Free text responses reveal more shocking details related to the pressure.

One respondent stated that they had a person who had waited more than 19 hours for an in-patient bed to become available after a decision was made to admit them. This meant in total that patient spent more than 25 hours in A&E.

The findings of the poll are included in an open letter that RCEM has sent to the leaders of the Conservative, Labour and Liberal Democrat parties highlighting its concern that none has made any specific manifesto promises related to addressing the current crisis in the Emergency Care system.

RCEM President Dr Adrian Boyle said: “These responses reveal the true and shameful reality of the state of Emergency Care in the UK. And the level of harm and risk our patients are being exposed to, as recently as yesterday.

“Last year the deaths of more than 250 people a week were associated with long waits in Emergency Departments – that’s equivalent of airplane full of people every seven days.

“And, as shocking as that is, even more shocking is that these deaths are entirely preventable if long waits before admission were addressed and eradicated.

“But as the political parties detail their plans and commitments ahead of the General Election, we have yet to see one specific policy in any manifesto aimed at tacking this scandalous and shameful situation. Seriously?

“The risk to patients’ lives is very real, it is very serious and is happening right now. People are dying, and all we have from those hoping to form the next government is a deafening silence on this issue, which really is a matter of life and death.

In the letter Dr Boyle describes the current situation as ‘nothing short of a national scandal’ highlighting the huge numbers of people waiting excessive amounts of time in A&E.

He references data which shows last year more than 1.5m people waited more than 12 hours in an ED, and of those almost 400,000 ended up spending more than 24 hours in the department.

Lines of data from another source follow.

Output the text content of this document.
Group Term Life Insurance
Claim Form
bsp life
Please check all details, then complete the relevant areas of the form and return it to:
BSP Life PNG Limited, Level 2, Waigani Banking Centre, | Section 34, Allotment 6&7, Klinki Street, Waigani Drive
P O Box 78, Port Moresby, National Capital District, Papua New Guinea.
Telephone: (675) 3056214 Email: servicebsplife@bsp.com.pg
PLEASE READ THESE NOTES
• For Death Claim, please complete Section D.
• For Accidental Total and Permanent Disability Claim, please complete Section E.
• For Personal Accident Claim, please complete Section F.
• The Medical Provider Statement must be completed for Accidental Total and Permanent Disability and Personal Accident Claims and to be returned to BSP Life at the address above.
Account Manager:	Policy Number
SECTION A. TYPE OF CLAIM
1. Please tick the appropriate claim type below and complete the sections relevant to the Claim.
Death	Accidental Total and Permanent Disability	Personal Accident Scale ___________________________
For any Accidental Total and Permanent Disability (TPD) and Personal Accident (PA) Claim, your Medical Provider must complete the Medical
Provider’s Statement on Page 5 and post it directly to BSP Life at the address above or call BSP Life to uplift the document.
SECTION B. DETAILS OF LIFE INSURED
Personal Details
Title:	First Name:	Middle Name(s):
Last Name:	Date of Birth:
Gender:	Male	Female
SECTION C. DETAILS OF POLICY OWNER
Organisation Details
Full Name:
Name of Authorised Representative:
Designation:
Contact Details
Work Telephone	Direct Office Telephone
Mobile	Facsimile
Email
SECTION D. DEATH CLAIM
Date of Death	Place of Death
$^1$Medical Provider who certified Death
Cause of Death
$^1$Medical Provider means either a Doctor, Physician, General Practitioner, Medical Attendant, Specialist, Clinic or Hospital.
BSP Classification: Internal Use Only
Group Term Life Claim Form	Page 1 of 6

He also highlighted that the people who end up waiting the longest are often some of society’s most vulnerable members – older people and those who need in-patient care.

The RCEM President then seeks an explicit commitment from the party leaders to work with the College to help resuscitate Emergency Care and prevent any more people from coming to unnecessary harm.

RCEM has published its own set of priorities which the next government should adopt in Resuscitate Emergency Care.

Notes to editors

The survey ran from 9am on Monday 17 June 2024 until 12pm on Wednesday 19 June 2024.

63 unique responses were received out of a possible total on 225. This represents a 28% response rate.